By this point, since the beast reigns over his kingdom, the mark of the beast has been enforced. No one buys or sells legally without having it on their forehead or their right hand (13:16-17). However, Revelation 16:9 and 11 saying that those in alignment with the beast refused to repent, to be accurate, would require that they could repent if they were willing. In other words, they would not be excluded from the capacity for repentance and thus the capacity for redemption just because they received the mark of the beast, whether it was because they want sheer survival or because they genuinely are devoted to the antichrist.

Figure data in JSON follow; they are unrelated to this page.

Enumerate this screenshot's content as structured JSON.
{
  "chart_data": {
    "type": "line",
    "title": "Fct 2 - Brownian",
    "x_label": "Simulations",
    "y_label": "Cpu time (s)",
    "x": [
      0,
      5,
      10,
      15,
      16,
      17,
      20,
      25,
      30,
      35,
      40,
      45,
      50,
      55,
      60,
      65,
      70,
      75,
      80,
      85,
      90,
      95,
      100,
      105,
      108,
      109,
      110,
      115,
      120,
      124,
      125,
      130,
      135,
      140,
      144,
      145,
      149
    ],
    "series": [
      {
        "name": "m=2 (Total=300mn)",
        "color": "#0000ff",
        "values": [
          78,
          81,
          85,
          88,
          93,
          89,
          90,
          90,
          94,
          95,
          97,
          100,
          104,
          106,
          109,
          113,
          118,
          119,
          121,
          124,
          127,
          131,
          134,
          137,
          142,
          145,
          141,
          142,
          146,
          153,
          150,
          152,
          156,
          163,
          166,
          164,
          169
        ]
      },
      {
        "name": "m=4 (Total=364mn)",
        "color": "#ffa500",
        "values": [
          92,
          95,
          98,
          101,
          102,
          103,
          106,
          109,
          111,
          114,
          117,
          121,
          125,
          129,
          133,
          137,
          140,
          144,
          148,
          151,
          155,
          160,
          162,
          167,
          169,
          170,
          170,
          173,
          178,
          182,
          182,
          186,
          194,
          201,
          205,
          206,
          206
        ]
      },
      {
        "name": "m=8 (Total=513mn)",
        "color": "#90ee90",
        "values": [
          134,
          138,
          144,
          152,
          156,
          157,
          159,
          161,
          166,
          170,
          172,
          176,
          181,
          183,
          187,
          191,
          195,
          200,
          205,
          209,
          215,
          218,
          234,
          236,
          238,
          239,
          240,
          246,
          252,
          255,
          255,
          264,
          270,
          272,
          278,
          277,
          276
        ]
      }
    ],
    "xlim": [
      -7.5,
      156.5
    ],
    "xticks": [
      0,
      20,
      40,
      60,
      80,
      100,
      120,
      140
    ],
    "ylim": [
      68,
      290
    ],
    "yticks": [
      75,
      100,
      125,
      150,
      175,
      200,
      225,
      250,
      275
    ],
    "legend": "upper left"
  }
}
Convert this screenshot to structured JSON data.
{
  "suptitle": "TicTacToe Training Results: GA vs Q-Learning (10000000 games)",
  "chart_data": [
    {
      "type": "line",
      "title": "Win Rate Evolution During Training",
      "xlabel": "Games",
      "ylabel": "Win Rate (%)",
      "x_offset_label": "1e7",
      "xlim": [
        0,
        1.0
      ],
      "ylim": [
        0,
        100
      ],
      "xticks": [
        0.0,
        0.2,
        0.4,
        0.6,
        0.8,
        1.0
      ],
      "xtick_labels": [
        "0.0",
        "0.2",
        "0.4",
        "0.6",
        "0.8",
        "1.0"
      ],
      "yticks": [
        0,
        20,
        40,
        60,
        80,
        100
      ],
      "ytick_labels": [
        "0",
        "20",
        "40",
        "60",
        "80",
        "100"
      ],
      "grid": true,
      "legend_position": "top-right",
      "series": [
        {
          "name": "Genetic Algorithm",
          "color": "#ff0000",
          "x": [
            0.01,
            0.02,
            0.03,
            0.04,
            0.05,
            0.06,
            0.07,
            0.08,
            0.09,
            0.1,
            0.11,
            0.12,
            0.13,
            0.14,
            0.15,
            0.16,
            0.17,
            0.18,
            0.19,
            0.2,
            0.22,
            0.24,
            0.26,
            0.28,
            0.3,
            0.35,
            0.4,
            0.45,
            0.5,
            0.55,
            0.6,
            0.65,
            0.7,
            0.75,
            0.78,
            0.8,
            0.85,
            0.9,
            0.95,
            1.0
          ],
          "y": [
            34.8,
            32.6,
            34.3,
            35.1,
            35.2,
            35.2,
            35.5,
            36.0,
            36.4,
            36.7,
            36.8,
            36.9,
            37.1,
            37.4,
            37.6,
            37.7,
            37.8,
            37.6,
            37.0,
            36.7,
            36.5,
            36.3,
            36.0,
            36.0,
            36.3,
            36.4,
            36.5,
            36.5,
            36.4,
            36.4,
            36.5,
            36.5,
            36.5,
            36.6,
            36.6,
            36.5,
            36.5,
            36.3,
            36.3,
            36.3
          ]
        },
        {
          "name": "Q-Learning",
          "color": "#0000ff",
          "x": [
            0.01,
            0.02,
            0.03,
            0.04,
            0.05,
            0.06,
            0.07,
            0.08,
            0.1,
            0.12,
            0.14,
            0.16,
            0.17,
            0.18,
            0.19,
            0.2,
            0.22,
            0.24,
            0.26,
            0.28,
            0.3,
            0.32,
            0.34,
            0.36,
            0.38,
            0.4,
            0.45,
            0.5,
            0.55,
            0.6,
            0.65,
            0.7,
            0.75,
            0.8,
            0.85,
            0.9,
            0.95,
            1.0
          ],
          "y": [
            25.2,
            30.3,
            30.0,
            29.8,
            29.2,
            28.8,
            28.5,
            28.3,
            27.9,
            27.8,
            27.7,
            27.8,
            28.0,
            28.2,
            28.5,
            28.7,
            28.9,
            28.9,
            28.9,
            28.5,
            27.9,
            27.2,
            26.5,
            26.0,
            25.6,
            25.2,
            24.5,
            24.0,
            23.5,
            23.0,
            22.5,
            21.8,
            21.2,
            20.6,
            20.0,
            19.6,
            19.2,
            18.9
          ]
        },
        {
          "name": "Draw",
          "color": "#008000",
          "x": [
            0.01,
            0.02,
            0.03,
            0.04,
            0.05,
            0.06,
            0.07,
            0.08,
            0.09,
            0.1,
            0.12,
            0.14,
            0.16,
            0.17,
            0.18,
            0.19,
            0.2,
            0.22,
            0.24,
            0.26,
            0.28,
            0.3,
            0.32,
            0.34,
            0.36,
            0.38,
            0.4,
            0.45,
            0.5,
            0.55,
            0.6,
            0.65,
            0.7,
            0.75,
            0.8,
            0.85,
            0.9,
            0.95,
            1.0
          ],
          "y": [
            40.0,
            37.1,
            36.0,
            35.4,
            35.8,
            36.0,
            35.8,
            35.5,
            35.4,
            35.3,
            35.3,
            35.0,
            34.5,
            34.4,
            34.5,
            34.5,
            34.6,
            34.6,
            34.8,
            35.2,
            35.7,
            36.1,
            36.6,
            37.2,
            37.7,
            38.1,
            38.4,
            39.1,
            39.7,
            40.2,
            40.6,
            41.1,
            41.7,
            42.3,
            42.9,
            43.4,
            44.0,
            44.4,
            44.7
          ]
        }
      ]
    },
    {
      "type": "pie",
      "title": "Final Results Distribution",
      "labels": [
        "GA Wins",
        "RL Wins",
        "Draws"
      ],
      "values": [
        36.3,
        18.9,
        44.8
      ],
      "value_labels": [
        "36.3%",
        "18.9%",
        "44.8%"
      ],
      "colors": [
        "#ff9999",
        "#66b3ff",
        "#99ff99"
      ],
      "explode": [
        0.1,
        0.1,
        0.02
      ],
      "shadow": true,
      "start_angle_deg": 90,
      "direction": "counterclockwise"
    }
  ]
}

Revelation 14:9-11 describes those with the mark of the beast as being tormented in the presence of angels and not having rest day or night. A common stance one might hear derived from these verses is that they will be tortured eternally in the lake of fire and that they forfeit all possibility of salvation for the rest of their lives. I have written about more important aspects and ramifications of this trio of verses, those being the issue of whether people who take the mark of the beast are eternally tortured in hell unlike how other sinners are reduced to a literal second death in the flames (2 Peter 2:6, Matthew 10:28, Revelation 20:15). Aside from how verse 11 only says the smoke of their torment rises forever, even if this was literally true, it would not be all humans who suffer eternally, only these. If it is figurative, then the Bible has already stated that cessation of life/conscious existence is what sin deserves (Ezekiel 18:4, John 3:16, Romans 1:32, 6:23).
Also, 2 Thessalonians 1:7-10 says that the wicked are punished by everlasting destruction and are shut out from the presence of God. If God is omnipresent, this could only mean they are not in existence. This would contradict the concept of any wicked humans being kept alive to be tortured without end, which is already inherently disproportionate to any amount of sins in a finite lifetime. All of this addresses one part of the popular teachings on those who take the mark of the beast. The relevance of Revelation 16:9 and 11 to this is that Revelation 14:9-11 would not be presenting those with the mark as inescapably damned once they bear it on their forehead or right hand.
This addresses another component of the popular doctrinal misconception about the mark of the best. It is not just that those who take the mark were capable of receiving salvation beforehand, but it is also that they could repent afterward if only they were willing (22:17). Revelation also says they, at least at large, will not repent after they receive the mark, but that does not mean that they could not have. That verses 9-11 of chapter 14 say they will be tormented, whether on Earth or in hell being beside this point, would likewise not mean that they were locked out of salvation by God as opposed to their own constant refusal to repent.